Steve and Ed are cousins who were both born on the same day, and both both turned 25 today. Their grandfather began putting $2,500 per year into a trust fund for Steve on his 20th birthday, and he just made a 6th payment into the fund. The grandfather (or his estate's trustee) will make 40 more $2,500 payments until a 46th and final payment is made on Steve's 65th brithday. The grandfather set things up this way because he wants Steve to work, not to be a "trust fund baby," but he also wants to ensure that Steve si provided for in his old age.

Until now, the grandfather has been disappointed with Ed, hence has not given him anything. However, they recently reconciled, and the grandfather decided to make an equivalent provision for Ed. He will make the first payment to a trust for Ed today, and he has instructed his trustee to make 40 additional equal annual payment until Ed turns 65, when the 41st and final payment will be made. If both trusts earn annual return of 8%, how much must the grandfather put into Ed's trust today and each subsequent year to enable him to have the same retirement nest egg as Steve after the last payment is made on their 65th birthdat?

a. $3,726
b. $3,912
c. $4,107
d. $4,313
e. $4,528

3,726

To determine how much the grandfather must put into Ed's trust today and each subsequent year, we need to find the equivalent contributions to ensure that Ed will have the same retirement nest egg as Steve after the last payment is made on their 65th birthday.

Let's start by calculating the future value of Steve's trust fund. We know that the grandfather made 6 payments of $2,500 each, so there are 46 - 6 = 40 payments left. The payments occur annually, and the interest rate is 8%.

Using the future value of an ordinary annuity formula, we can calculate the future value of Steve's trust fund:

FV = P * [(1 + r)^n - 1] / r

Where FV is the future value of the annuity, P is the annual payment, r is the interest rate, and n is the number of payments.

In this case, P = $2,500, r = 0.08, and n = 40.

FV = $2,500 * [(1 + 0.08)^40 - 1] / 0.08
FV ≈ $254,721.38

So, the future value of Steve's trust fund will be approximately $254,721.38.

Now, we need to calculate the amount that the grandfather must contribute to Ed's trust fund to achieve the same future value.

Using the future value of an ordinary annuity formula again, but this time solving for the payment amount, we have:

P = FV * (r / [(1 + r)^n - 1])

Where P is the payment amount, FV is the future value of the annuity, r is the interest rate, and n is the number of payments.

In this case, FV = $254,721.38, r = 0.08, and n = 41 (41 payments including the first payment).

P = $254,721.38 * (0.08 / [(1 + 0.08)^41 - 1])
P ≈ $3,911.87

So, the amount that the grandfather must contribute to Ed's trust fund today and each subsequent year is approximately $3,911.87.

Therefore, the answer is b. $3,912.

To calculate the amount that the grandfather must put into Ed's trust, we can use the present value formula for an annuity.

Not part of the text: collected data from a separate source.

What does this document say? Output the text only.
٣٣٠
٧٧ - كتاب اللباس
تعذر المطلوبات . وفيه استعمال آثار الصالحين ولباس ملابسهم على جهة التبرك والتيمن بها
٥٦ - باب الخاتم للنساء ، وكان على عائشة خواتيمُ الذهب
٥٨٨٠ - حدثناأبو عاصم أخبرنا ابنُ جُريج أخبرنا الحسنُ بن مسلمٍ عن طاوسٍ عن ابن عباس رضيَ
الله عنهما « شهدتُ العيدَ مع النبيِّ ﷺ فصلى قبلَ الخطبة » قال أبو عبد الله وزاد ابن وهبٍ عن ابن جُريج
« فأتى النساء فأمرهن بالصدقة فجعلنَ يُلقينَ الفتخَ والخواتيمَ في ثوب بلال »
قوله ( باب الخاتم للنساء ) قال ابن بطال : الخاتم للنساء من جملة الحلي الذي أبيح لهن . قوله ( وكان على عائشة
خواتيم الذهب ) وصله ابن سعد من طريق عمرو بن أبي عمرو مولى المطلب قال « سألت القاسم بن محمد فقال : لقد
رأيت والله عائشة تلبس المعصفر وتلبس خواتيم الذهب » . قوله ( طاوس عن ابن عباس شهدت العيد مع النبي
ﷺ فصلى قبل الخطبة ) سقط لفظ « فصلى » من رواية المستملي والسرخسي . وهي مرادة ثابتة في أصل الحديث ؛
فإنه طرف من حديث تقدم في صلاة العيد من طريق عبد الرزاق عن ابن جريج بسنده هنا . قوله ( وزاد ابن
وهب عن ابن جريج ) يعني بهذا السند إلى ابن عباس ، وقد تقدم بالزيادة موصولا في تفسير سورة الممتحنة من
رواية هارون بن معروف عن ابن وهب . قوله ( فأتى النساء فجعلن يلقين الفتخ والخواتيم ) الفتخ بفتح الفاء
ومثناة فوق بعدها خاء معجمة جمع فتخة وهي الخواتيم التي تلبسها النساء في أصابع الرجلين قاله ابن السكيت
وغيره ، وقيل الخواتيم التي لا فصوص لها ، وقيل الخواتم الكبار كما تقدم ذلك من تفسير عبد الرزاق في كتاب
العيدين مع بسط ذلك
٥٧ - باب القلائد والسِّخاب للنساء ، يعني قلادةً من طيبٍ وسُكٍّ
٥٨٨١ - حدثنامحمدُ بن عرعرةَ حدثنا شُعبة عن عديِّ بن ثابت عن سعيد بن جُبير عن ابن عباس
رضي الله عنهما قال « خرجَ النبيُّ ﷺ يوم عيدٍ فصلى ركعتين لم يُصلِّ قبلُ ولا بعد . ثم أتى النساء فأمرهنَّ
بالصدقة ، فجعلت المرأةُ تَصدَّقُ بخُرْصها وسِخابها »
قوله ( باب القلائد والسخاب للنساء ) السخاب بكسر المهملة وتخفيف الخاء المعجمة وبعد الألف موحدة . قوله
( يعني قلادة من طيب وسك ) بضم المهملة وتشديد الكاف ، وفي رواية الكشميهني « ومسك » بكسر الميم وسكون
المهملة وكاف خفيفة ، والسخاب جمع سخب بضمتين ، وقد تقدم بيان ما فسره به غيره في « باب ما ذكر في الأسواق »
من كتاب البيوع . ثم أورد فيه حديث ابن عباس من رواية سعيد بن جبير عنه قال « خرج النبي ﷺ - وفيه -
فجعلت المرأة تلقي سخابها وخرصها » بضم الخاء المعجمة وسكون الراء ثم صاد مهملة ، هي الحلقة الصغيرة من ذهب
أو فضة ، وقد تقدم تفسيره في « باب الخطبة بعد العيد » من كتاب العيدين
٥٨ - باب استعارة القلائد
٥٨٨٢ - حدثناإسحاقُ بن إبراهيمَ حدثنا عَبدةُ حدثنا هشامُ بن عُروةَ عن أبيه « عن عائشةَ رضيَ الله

The present value (PV) of an annuity is the value of all the future cash flows discounted back to the present at the given interest rate.

The formula for the present value of an annuity is:
PV = C * ((1 - (1 + r)^-n) / r)

Where:
PV = Present Value (amount to be invested today)
C = Annual payment
r = Interest rate
n = Number of payments

In this case, the annual payment (C) is $2,500, the interest rate (r) is 8%, and the number of payments (n) is 40.

Let's calculate the present value for Ed's trust:
PV = $2,500 * ((1 - (1 + 0.08)^-40) / 0.08)
= $2,500 * ((1 - 1.08^-40) / 0.08)

Using a calculator or spreadsheet, the present value of Ed's trust comes out to be approximately $82,107.

Therefore, the grandfather must put $82,107 into Ed's trust today to ensure that he has the same retirement nest egg as Steve after the last payment is made on their 65th birthday.

The correct answer is not provided in the options given.